With countless hours spent searching for the ideal location, Nina and Mehdi chose the elegant ballroom at the Essex House for their February wedding. Save the Date cards had just been mailed when Mehdi’s mother made a plan-altering announcement: She told the couple that because February 19th was an extremely unlucky date in the Muslim calendar, they absolutely could not get married on that day. Luckily, none of the other vendors had been booked, so Nina put Mehdi in charge of rescheduling the venue for January 29th, a date that promised good fortune for the bride and groom—and brought harmony back to their planning process.
In order to honor Mehdi’s Persian heritage and Nina’s Chinese background, the couple designed a multi-cultural celebration that captured the unification of their diversity. Their ceremony was centered on Persian marriage customs that used the Sofreh Ye Aghd, a display of traditional, symbolic ceremonial elements, to officiate their nuptials. Some items included in the display: a mirror, representing the purity of marriage; decorated nuts to symbolize fertility; a tray of multicolored spices to ward off evil spirits; and red roses with thorns, representing the beautiful—yet sometimes painful—experience of marriage.
After completing the Persian service, Nina and Mehdi performed a Chinese tea ceremony. The couple offered tea to both sets of parents and grandparents who, in turn, presented the bride and groom with red envelopes called Hong Bao, filled with money representing prosperity, longevity and good health. With its tribute to both families, the layered ceremony was a very personal and emotional experience for everyone involved. Nina remembers when she and Mehdi first saw each other during the ceremony, “I could feel that he loved me so much at that moment. It was perfect.”
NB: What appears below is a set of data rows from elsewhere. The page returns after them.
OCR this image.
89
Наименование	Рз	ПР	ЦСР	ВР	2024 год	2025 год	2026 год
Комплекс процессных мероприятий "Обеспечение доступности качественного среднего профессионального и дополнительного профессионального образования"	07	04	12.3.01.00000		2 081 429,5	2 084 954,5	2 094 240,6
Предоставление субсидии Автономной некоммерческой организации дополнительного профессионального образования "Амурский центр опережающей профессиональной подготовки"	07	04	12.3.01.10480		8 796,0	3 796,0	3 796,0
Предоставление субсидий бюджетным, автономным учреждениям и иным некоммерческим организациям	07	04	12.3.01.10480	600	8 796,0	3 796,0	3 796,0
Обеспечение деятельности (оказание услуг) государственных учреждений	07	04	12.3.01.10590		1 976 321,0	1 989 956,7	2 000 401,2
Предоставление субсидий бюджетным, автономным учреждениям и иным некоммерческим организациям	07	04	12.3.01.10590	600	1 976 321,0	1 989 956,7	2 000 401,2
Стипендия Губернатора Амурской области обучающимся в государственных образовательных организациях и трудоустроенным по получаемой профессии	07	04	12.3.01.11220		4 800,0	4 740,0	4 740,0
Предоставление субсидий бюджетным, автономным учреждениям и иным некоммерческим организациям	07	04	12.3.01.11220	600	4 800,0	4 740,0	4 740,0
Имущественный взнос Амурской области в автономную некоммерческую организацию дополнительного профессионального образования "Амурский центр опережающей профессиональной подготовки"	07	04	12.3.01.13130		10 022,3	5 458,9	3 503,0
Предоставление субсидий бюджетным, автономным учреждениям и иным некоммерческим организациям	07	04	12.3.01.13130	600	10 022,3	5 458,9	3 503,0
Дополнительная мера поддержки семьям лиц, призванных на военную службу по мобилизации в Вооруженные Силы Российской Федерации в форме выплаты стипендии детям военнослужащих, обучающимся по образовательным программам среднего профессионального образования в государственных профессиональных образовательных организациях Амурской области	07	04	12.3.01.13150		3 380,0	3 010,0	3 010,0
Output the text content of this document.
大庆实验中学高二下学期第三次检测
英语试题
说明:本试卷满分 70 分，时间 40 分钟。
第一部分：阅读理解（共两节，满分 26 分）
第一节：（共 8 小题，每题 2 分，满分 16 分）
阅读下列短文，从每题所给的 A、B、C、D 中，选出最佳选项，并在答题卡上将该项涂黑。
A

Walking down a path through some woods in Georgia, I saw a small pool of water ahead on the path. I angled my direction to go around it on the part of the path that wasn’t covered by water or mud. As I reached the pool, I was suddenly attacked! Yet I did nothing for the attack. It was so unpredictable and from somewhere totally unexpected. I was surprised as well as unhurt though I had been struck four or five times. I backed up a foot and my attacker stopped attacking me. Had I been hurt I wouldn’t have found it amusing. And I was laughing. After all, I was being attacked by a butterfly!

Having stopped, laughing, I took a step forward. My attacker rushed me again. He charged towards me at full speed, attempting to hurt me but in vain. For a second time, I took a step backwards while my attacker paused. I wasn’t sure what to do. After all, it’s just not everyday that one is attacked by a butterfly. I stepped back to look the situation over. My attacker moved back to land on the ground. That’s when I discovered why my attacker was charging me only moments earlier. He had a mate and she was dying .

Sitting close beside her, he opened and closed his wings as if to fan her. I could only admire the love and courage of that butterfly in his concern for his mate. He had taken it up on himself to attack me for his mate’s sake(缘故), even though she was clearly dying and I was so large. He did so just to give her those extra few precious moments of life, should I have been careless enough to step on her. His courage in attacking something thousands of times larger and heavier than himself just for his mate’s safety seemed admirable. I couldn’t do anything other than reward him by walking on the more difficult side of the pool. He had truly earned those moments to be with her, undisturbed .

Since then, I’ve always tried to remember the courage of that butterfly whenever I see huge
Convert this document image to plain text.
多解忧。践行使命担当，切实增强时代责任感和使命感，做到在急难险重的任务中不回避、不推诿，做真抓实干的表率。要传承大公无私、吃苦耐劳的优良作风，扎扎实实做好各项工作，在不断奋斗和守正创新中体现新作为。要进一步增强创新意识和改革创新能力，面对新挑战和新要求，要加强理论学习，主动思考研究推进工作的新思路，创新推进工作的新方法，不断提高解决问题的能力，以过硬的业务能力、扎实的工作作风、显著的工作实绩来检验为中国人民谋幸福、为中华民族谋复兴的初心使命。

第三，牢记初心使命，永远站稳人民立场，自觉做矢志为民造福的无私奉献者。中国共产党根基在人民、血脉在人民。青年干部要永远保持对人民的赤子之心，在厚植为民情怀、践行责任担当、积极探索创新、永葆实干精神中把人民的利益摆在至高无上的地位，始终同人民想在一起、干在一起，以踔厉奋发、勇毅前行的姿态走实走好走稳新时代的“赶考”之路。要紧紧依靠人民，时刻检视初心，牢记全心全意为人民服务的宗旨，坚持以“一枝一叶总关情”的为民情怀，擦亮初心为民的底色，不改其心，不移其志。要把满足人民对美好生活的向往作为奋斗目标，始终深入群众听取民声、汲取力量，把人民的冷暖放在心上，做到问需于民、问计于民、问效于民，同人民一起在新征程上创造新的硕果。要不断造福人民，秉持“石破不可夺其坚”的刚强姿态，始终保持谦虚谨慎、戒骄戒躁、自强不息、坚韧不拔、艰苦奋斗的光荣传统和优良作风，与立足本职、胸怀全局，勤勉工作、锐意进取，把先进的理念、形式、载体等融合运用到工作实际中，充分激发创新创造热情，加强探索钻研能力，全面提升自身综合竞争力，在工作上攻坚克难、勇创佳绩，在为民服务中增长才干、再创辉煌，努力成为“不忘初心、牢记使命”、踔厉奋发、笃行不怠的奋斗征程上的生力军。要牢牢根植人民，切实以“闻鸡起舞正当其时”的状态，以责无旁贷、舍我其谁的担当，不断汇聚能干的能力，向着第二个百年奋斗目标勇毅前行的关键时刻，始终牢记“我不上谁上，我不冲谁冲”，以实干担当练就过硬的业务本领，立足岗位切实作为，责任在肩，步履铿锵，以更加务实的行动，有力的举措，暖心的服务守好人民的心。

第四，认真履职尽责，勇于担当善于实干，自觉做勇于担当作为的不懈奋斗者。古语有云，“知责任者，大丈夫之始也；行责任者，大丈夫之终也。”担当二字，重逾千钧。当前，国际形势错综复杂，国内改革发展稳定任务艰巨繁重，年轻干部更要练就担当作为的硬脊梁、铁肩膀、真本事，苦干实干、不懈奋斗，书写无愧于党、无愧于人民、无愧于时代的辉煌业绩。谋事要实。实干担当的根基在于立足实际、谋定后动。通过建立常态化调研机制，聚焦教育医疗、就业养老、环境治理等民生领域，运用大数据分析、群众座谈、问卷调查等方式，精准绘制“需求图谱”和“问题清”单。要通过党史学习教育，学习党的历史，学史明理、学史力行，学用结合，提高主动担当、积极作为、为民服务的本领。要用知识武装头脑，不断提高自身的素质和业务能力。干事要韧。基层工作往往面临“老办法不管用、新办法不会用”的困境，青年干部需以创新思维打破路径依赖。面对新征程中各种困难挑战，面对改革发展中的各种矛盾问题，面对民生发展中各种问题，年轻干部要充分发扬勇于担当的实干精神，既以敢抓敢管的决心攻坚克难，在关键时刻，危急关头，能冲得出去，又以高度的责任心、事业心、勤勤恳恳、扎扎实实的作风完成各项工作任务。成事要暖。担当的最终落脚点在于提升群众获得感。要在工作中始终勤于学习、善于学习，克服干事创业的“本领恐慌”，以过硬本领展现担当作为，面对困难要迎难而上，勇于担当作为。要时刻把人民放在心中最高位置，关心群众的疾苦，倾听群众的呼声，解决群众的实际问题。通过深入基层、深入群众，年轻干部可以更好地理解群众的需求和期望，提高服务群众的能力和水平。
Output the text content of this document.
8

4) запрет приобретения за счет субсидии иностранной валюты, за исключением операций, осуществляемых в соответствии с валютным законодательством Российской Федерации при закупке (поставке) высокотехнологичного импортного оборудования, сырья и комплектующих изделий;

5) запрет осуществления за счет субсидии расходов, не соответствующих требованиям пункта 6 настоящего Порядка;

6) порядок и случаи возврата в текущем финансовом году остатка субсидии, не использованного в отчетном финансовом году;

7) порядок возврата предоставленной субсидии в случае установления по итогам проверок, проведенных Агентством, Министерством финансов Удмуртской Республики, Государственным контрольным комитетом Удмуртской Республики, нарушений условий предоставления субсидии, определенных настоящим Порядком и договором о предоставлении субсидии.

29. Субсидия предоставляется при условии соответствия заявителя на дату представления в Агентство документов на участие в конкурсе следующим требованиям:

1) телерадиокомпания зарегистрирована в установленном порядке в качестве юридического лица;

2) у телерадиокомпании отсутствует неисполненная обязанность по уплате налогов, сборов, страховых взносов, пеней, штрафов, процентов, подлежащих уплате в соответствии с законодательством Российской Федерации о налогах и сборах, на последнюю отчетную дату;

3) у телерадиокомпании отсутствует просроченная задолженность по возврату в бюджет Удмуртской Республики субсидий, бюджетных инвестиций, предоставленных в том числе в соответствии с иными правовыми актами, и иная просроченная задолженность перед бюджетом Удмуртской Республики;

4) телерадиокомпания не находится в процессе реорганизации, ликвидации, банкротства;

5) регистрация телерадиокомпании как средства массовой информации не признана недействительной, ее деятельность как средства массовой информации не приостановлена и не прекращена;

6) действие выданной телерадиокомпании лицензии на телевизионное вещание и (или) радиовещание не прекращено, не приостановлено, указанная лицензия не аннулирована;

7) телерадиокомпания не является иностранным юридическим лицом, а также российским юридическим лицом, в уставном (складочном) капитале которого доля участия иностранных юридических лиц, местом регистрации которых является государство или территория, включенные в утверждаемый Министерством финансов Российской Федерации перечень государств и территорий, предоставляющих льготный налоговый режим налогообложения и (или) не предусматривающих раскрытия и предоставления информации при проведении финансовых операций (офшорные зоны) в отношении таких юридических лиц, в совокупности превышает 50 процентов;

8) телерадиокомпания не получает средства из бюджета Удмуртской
Also memorable for the guests was Nina’s participation in the Chinese tradition of wearing three different gowns throughout the course of the evening. For the ceremony, Nina wore a contemporary, white wedding gown. Next, she slipped into a fully beaded red and white Chinese Chi-Pao dress, and toward the end of the reception, she changed into a gold evening gown. But it was difficult to find a few moments to perform her wardrobe changes; she and Mehdi were happily (and appropriately) tethered to the dance floor, boogying to the eclectic tunes of the carefully blended American and Persian bands. “The two bands were a huge success,” recalls the couple. “Most of our guests were trying out Persian moves by the end of the night.”
In honor of Nina’s late grandmother (who was of Danish decent), the bride worked very closely with the Essex House’s pastry chef to successfully recreate her grandmother’s traditional Princess Cake. It became the inside of the couple’s own wedding cake, with the outside decorated with an Asian-inspired design of delicate, climbing quince blossom branches. It coordinated perfectly with the centerpieces the couple chose for the ballroom: alternating tall arrangements of orchids with white quince blossoms and suspended votive candles, and silver tree branches with orchids and red quince blossoms. The tables were covered in linens fashioned from pale yellow fabric that Nina selected in Shanghai, where she also purchased Chinese fabric coasters for wedding favors.
From the careful planning of their multi-cultural ceremony to the personal and creative elements of their reception, Nina and Mehdi used every opportunity to proudly illustrate their commitment to embracing one another’s lives. It was a wedding as unique as their relationship—and one that was only outdone by the exotic honeymoon that followed: a tour of Egypt, Kuwait and Iran.